This article is compliments of The Art of Education.
Let’s face it, middle school is rough. If you’re a middle school art teacher you understand moments of challenge, triumph, and weirdness can exist simultaneously. Being a middle school art teacher is not meant for everyone, and that’s okay!
If you’ve found yourself struggling with your middle school students, keep these 10 tips in mind.
1. Treat Them Like Adults
Middle school students are longing for independence. Give them more responsibility. They don’t need you to distribute paint or label their clay projects anymore. Show them you think they are responsible and let them start doing these tasks independently. At the same time, keep in mind that too many new tasks can still be overwhelming. Instead, gradually give them more responsibilities.
2. Treat Them Like Babies
Wait. Didn’t I just say to treat your students like adults? I did. But when middle schoolers act like babies, treat them like babies. I always tell my students if they can’t handle something, I will lower it to a level they can handle. For example, I recently had a group of 8th graders who struggled with independence and expected to be told what and how to think. In response, I took a 3rd-grade art lesson from my archives and taught this lesson just as I would to a group of 3rd graders. My 8th graders were not happy and showed me they could handle a more advanced approach.
3. Be Unpredictable
Routines are important in the middle school setting, but for the sake of excitement, throw in a curve ball everyone once in a while! This might be as simple as holding art class outside, playing silent ball, or even leaving unexpected, silly notes around the room.
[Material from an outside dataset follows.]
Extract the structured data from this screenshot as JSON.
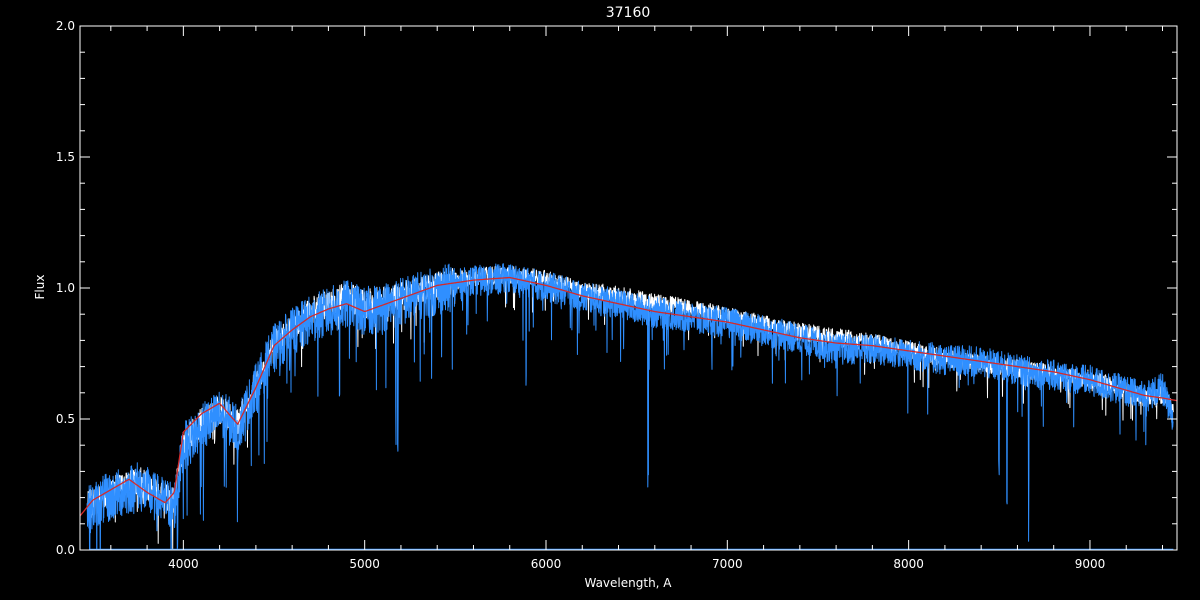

Make it interesting and your students will stay engaged!
4. Befriend the “Bad” Kids
It’s no question that one of the most challenging things about middle schoolers is their behavior. The best strategy to build a strong relationship with challenging students is to take an interest in the things they do outside the classroom. This might be talking about a specific band, TV show, sports team, or just asking what they did over the weekend.
I have a group of students that would be considered troublemakers in other classes, but you’d never see it in my room. When I see them at my gym, I shoot a few hoops with them and go on my way. A simple action like this helps to build and strengthen relationships.
5. Don’t Forget About the “Good” Kids
It often seems that the troublemakers overshadow those students that are constantly doing the right thing. Don’t forget about the “good” kids! Much of our day is spent managing behaviors, but remember to acknowledge the kids that are behaving because they truly do notice. One way of doing this is by dropping them a quick thank you note.
This could be as simple as creating an Artist Trading Card with a note of appreciation on the back.